Australians, and in particular regional Australians, are taking more drugs than ever the latest Wastewater Drug Monitoring Program report revealed this week.
In the 12 months between August 2016 and July 2017 it is estimated that the nation consumed 8.3 tonnes of methylamphetamine, three tonnes of cocaine, 1280kg of MDMA and 700kg of heroin according to the Australian Criminal Intelligence Commission's (ACIC) report.
The report also shows that regardless of the efforts of law enforcement and the ongoing seizures of illicit drugs, manufacturers and distributors continue to be successful in servicing the Australian black markets.
Tamworth is one of eight NSW sites, and five regional NSW sites that have been selected for the Wastewater Testing program, which covers half of the nations population, and while ACIC won’t reveal site specific results, they have revealed that regional NSW is one of the worst affected areas.
As in the previous three reports, alcohol and tobacco continue to be the highest consumed drugs in Australia, and while methylamphetamine or ice is the highest consumed illicit substance per capita, use of cocaine in regional NSW has tripled since August 2016, while only doubling in Sydney.
Use of ice, fentanyl, MDA, and oxycodone are also higher in regional NSW than they are in the city per capita.
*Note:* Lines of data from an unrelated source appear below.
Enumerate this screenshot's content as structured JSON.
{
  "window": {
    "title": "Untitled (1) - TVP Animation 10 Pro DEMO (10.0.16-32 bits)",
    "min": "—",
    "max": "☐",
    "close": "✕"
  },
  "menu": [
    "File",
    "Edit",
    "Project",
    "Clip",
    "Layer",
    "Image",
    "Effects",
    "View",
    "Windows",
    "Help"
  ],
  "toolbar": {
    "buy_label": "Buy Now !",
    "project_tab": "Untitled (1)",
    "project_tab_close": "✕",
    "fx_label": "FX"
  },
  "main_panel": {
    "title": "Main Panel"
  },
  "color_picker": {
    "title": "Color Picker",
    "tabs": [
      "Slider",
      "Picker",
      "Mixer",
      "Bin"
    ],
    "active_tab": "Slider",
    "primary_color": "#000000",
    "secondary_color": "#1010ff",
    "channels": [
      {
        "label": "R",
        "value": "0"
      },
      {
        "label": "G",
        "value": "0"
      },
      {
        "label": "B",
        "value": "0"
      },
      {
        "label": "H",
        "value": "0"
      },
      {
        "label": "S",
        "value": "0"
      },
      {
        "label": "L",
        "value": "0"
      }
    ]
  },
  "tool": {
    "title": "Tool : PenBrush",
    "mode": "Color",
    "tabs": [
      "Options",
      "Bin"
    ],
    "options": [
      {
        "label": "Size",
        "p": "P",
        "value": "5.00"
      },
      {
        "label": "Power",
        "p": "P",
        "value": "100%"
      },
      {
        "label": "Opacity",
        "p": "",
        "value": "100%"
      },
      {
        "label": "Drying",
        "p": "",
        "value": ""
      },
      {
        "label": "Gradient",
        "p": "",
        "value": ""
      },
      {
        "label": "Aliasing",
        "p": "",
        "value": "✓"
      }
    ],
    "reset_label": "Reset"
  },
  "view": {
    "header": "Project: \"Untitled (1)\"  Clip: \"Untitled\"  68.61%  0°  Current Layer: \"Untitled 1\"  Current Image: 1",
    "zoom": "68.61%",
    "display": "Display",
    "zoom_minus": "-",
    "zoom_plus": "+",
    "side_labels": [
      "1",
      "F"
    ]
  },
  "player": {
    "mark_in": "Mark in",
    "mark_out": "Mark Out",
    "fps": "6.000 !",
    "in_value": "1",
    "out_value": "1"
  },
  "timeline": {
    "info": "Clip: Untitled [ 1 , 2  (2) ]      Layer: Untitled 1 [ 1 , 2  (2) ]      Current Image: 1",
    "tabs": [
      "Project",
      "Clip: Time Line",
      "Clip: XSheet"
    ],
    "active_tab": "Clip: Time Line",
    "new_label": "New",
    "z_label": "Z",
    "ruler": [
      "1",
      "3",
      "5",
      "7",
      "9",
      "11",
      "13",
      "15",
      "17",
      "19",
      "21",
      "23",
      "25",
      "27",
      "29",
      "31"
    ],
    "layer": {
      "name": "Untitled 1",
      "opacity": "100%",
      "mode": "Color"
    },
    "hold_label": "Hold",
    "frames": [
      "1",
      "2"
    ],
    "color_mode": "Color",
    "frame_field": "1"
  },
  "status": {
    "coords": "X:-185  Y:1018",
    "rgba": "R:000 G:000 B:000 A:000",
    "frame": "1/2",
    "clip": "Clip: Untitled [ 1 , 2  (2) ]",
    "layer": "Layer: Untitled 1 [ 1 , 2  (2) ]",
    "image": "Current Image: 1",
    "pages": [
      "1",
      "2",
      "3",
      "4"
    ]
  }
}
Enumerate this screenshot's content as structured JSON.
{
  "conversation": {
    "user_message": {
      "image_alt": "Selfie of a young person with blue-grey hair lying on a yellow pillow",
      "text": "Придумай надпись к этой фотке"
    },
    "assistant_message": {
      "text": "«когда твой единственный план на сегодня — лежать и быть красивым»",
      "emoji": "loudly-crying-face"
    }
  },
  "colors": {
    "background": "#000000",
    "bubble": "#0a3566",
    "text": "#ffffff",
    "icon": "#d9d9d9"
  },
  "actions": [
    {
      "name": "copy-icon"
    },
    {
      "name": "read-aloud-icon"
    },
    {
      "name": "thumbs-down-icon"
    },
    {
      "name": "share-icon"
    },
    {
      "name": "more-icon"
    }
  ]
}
Tamworth councillor and chair of the Crime Prevention Working Group Russell Webb said that these trends are “really disturbing”, although still believes that law enforcement is the best way to approach the issue.
“The nation as a whole needs to have a real good look at what is happening,” Mr Webb said.
“We need discussions with all three levels of government and the police – but in all honesty I don’t know what the solution is. I do know that in order to get better outcomes to this growing social problem we need to do some extra work.”
Law Enforcement and Cyber Security Minister Angus Taylor said the report gave law enforcement agencies a more accurate understanding of the demand for illicit drugs.
“Accurately identifying the worst-affected areas ensures we can more effectively target our law enforcement and prevention strategies and measure their impact,” Mr Taylor said.
Meanwhile another set of statistics from the report prove that law enforcement is having a very limited impact on the drug trade.
Last year the Federal Police actually seized more cocaine than what the estimated demand was, while seizing 100 per cent of the estimated MDMA demand, and 40 per cent of the ice demand, and yet distributors still managed to flood the markets.
“It is evident that demand for these drugs remains robust and that a shared approach that targets supply, demand and harm reduction is critical to addressing drug use in Australia,” the report read.